Cela étant, il faut mesurer exactement ce que mutualisation veut dire : si un pays prend en charge les dépenses d'un autre pays, il doit aussi en contrôler les dépenses. La conséquence de la mutualisation serait que le Parlement français ne déciderait plus les dépenses. Une extrême prudence s'impose donc sur ce point, mais il faut considérer qu'une forme de mutualisation existe fort heureusement déjà et qu'une autre est acceptée par tous, sur la base de projets européens. On pourrait imaginer, pour aller plus loin, un embryon de budget de la zone euro, à condition qu'il ne soit pas conçu pour permettre des transferts mais pour absorber les chocs asymétriques, de manière à lisser les cycles économiques. À ce stade, il n'y a pas de consensus sur des transferts permanents lesquels, d'ailleurs ne sont pas sains parce qu'ils supposent que certains pays ne sont pas capables d'être compétitifs, ce qui est faux : il suffit d'ajuster son niveau de vie à son niveau de productivité.
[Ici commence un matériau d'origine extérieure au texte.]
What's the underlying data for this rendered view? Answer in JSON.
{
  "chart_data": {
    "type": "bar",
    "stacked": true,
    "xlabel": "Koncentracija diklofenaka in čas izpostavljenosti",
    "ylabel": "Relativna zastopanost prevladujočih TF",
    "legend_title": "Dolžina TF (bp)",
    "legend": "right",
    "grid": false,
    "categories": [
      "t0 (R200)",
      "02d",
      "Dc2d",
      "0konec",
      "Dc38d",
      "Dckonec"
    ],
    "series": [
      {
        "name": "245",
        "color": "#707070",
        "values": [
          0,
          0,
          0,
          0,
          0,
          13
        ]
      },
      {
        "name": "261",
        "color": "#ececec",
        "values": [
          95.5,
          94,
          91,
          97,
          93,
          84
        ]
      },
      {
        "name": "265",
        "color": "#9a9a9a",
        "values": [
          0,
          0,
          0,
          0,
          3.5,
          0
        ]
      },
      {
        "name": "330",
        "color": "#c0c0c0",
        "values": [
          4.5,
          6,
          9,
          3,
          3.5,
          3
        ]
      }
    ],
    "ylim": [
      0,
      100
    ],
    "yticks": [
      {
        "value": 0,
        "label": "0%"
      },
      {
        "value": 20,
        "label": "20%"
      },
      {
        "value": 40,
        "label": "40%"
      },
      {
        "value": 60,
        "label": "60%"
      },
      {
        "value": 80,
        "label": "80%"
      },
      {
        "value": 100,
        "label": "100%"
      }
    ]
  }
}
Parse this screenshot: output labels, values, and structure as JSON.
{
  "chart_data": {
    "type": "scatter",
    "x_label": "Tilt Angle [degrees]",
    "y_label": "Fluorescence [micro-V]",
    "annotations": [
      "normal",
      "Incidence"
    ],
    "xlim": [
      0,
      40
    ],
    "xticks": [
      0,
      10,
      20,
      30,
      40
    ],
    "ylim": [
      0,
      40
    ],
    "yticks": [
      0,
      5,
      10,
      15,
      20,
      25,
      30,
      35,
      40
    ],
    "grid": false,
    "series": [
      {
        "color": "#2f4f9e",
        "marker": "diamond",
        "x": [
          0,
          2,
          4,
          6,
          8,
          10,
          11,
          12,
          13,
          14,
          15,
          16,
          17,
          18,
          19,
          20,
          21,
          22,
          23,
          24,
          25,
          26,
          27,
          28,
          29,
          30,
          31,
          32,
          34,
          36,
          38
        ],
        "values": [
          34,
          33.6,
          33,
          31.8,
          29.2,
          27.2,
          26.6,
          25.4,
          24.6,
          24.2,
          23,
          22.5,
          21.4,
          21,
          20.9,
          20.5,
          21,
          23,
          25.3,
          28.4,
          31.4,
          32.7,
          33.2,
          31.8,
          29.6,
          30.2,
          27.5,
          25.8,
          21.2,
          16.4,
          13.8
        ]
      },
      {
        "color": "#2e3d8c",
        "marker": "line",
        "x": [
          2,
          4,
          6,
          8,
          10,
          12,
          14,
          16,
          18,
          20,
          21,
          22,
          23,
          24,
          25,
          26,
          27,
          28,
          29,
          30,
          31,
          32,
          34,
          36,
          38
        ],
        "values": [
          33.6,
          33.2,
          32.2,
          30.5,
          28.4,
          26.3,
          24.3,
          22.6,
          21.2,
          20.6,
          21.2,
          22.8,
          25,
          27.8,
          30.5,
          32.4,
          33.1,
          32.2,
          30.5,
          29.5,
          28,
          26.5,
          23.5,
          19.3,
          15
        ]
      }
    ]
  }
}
J'ai une autre idée, très audacieuse, qui donnerait de la substance à l'idée d'une fédération budgétaire et économique. À ce jour, les sanctions prévues dans les textes sont des amendes. Ce système, qui n'a jamais été appliqué, ne fonctionne pas : que signifie imposer des amendes, en période de crise, à un pays qui se gère très mal ? On ne peut rien attendre de pratique de cette disposition.

Voyons ce qui s'est passé en Grèce. En ne respectant pas les règles et en refusant, soit par mauvaise volonté, soit par incapacité, de rétablir l'équilibre budgétaire, de 10 à 15 millions d'habitants créent de graves problèmes à 320 millions d'autres Européens. Au lieu d'envisager une amende, on pourrait décider d'activer une procédure au niveau central. La Commission européenne proposerait par exemple une augmentation de la TVA et le gel de certaines dépenses publiques ; après que le Conseil, agissant comme une sorte de « super Sénat » européen, aurait avalisé cette proposition, elle serait soumise au Parlement européen, en liaison, éventuellement, avec les parlements nationaux – mais c'est bien au Parlement européen qu'il reviendrait de prendre la décision ultime et non à la Conférence. Une architecture de cette sorte garantirait la démocratie, la légitimité puisque tous les Européens concernés par le problème seraient consultés, et le principe de subsidiarité enfin, puisque l'on ne retirerait leurs prérogatives aux pays considérés qu'en cas de menace grave et immédiate pour l'ensemble de la zone euro. Cette procédure - l'activation d'une fédération économique et budgétaire par exception - n'aurait lieu que pour éviter la déstabilisation de la zone euro dans son ensemble.

Je sais l'objection qui va m'être faite : c'est une atteinte à la souveraineté d'un pays. C'est vrai, mais c'en est une aussi d'imposer une amende lorsqu'on n'est pas satisfait de la décision prise par un parlement national.